Schreiben an die Bundeskanzlerin vom 09.04.2008
Sehr geehrte Frau Bundeskanzlerin,
ich bin Dresdner Bürger, fühle mich den Dresdner Bürgerinitiativen „Welterbe erhalten“ und „Elbetunnel Dresden“ verbunden und ich wende mich mit folgendem Anliegen an Sie:
Der Verlust des Weltkultur- und Naturerbetitels für das Dresdner Elbtal droht uns in absehbarer Zeit, wenn wie bisher unbeirrt und forciert an der Dresdner Waldschlößchenbrücke gebaut wird. Das UNESCO-Büro in Paris hat im Februar 2008 bekannt gegeben, dass ein Tunnelprojekt im Bereich Waldschlößchen den Weltkultur- und Naturerbetitel nicht gefährden würde.

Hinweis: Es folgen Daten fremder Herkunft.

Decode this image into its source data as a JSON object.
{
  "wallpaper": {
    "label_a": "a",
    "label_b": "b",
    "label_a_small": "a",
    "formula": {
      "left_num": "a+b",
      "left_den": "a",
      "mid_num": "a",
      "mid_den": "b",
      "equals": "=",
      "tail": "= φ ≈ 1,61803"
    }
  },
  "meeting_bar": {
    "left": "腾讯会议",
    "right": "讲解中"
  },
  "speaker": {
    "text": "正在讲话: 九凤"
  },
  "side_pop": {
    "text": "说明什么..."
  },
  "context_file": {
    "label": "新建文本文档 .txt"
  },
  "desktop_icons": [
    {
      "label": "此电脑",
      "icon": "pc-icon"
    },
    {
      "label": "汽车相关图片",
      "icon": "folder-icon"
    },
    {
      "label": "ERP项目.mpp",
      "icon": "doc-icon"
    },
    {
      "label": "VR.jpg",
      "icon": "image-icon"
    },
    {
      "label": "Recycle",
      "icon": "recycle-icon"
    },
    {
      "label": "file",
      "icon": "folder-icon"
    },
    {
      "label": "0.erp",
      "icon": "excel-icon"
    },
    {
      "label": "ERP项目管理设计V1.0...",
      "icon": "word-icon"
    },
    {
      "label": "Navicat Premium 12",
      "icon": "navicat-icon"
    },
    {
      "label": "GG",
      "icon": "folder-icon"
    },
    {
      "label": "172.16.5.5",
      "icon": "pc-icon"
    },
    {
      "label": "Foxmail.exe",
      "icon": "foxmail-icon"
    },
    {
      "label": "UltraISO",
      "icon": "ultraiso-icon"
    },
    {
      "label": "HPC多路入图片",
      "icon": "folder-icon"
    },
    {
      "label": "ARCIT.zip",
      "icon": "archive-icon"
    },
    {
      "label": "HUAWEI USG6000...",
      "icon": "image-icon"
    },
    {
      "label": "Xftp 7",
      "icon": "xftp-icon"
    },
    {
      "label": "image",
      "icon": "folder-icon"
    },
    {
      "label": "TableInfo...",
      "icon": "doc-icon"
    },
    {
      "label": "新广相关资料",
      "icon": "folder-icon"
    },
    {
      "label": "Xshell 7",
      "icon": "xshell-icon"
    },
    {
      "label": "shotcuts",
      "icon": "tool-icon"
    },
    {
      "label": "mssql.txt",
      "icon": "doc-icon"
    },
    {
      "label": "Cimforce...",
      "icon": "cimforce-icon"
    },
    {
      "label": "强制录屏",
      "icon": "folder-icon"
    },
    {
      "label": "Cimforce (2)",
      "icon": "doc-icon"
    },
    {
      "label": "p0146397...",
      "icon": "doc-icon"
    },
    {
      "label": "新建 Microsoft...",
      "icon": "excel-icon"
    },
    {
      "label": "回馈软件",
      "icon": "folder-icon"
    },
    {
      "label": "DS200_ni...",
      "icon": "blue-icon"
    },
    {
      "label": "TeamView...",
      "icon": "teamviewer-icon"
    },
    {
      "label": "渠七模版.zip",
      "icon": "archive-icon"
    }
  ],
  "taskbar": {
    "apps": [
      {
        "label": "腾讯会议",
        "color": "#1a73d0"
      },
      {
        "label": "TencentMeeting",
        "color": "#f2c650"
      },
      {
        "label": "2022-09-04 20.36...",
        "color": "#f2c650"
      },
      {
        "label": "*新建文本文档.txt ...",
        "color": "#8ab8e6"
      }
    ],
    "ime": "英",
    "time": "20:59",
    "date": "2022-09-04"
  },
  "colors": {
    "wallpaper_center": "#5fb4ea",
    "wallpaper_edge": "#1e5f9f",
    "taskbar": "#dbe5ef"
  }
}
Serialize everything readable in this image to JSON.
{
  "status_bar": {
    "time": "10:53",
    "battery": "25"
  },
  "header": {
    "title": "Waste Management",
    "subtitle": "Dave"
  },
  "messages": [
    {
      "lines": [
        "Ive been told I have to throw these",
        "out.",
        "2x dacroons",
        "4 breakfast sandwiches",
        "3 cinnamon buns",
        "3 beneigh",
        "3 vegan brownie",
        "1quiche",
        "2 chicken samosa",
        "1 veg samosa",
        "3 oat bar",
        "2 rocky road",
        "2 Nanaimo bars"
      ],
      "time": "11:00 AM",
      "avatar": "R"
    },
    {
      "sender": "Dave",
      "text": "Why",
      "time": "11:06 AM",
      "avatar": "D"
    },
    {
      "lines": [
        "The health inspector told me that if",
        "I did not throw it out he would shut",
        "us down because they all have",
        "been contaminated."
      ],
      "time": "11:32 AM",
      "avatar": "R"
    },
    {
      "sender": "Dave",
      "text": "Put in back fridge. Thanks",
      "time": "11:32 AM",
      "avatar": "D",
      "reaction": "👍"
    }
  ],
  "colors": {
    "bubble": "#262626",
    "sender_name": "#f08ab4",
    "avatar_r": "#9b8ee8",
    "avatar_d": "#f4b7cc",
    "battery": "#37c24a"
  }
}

Mich erfüllt mit tiefer Sorge, dass durch den forcierten Bau der Dresdner Waldschlösschenbrücke bewusst auf eine drohende Aberkennung des Weltkultur- und Naturerbetitels hingearbeitet wird. Das politische Credo dazu gab Ministerpräsident Milbradt mit seinem Ausspruch „der Verlust des Welterbetitels für das Dresdner Elbtal ist verkraftbar“. Deshalb kann heute Frau Orosz als Oberbürgermeisterkandidatin den zügigen Bau der Waldschlößchenbrücke zum Hauptthema ihrer Wahltätigkeit machen.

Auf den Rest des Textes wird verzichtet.